> Julia thought of mathematicians “as forming a nation of our own without distinctions of geographical origins, race, creed, sex, age, or even time (the mathematicians of the past and you of the future are our colleagues too) — all dedicated to the most beautiful of the arts and sciences.”
The mathematics is way over my head, but I find this inspiring & would love to see how we might discover/co-create realms beyond such distinctions in other endeavors.
https://link.springer.com/chapter/10.1007/978-1-4471-0307-3_...
https://inference-review.com/article/doing-mathematics-diffe...
> he builds a LISP with it
cool, just found these:
The Limits of Mathematics---Tutorial Version : https://arxiv.org/abs/chao-dyn/9509010
An implementation of his Lisp, written to explore the above Tutorial : https://github.com/poppingtonic/chaitin-ait
Mathematicians speak languages non-math people can't grasp, so they gravitate toward and connect to one another.
Math simply doesn't advance without promiscuous sharing of ideas. Soviet censors notwithstanding, there's certainly a reason correspondence like this was permitted even during the Cold War.
You could say that the above is true of other sciences, but I imagine falsification of results in math is extremely difficult or just impossible. So math is mostly immune (I suggest) to the politics and protectionism that inevitably emerges around fuzzy and controversial scientific disciplines.
Just look at the good faith Julia has in her treatment of Chudnovsky's work. Even the skepticism is respectful.
Another quote I like from this piece: “No one can be a charlatan mathematician for long”.
If only that were true in certain other domains.
On one hand, the article claims that Diophantine equations are polynomials. On the other hand, it claims that when JR is true, a Diophantine equations grows faster than a polynomial.
How can a polynomial grow faster than polynomial? That seems like a contradiction to me.
Fermat: x^N + y^N = z^N. The Diophantine set only has the number N=2, because Fermat's Last Theorem tells us that no other possible N will work if x, y, z have to be integers. This is just a finite set.
Other polynomial expressions work with an infinite number of parameter settings: Pell's equation is x^2 - N*y^2 = 1. In this case, every N that is not a square will work. This is an infinite set.
Because a lot of the parameter sets are infinite like this, the size of the parameter set are instead measured using big-O notation. For Fermat's Last Theorem, {N=2} is constant, so big-O(1). For Pell's equation, {N not a square} is O(N). For other Diophantine expressions, the parameter settings are O(N^2), or O(2^N), or any other growth function you want that's achievable with Turing machines.

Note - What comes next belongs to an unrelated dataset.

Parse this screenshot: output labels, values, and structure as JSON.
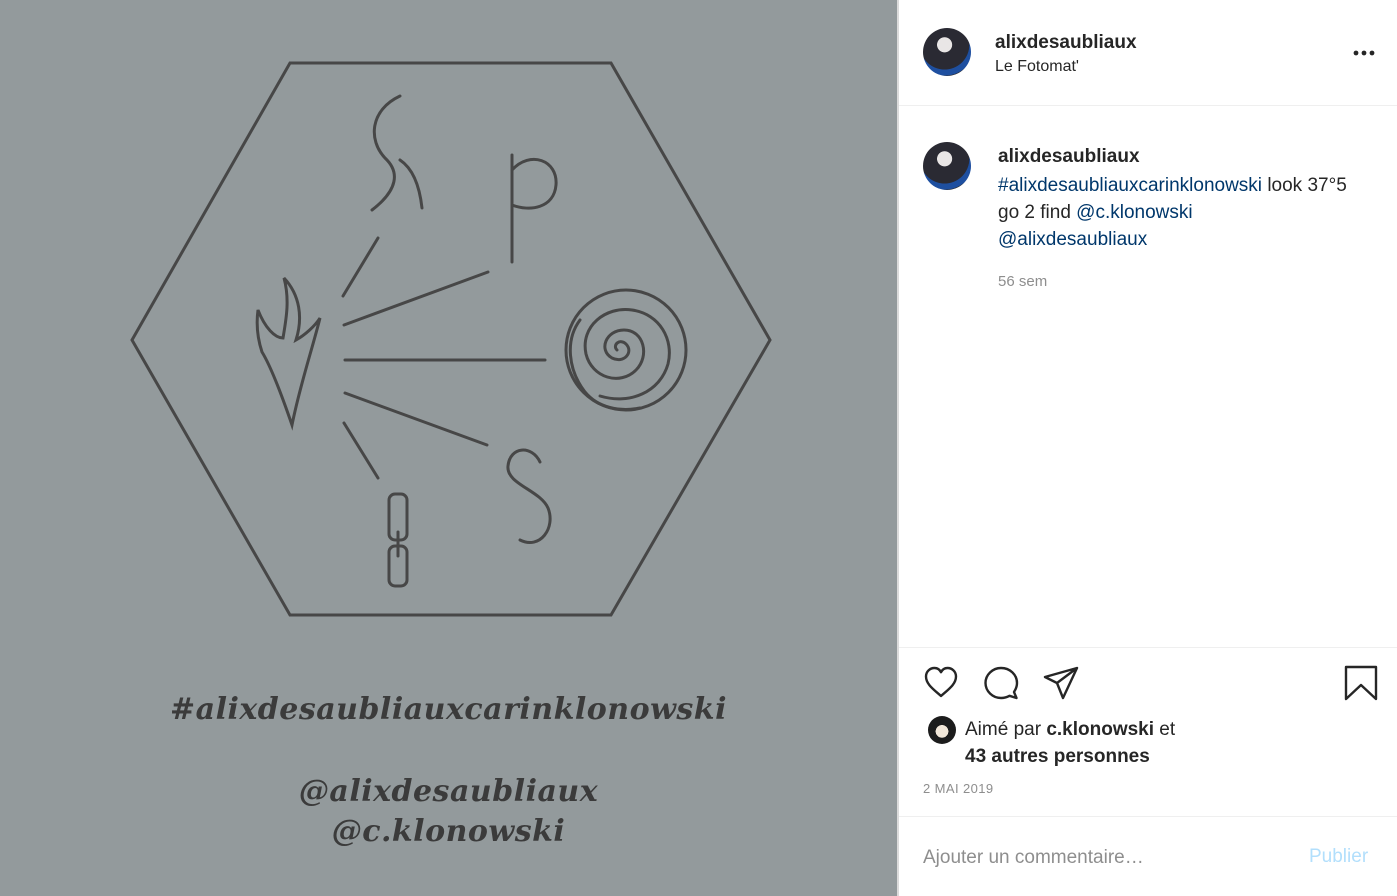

And this is the essence of what MRDP proved. Robinson, Davis, Putnam, and Matiyasevich over several papers proved that if you could encode a set that grew roughly like O(2^N), you also could encode any other computable set in the parameters. Approximately, demonstrating an exponentially-fast-growing family of parameters for some specific Diophantine problem was enough for Diophantine problems as a whole to be Turing complete. Matiyasevich's clinching discovery was a concrete example using the Fibonacci numbers.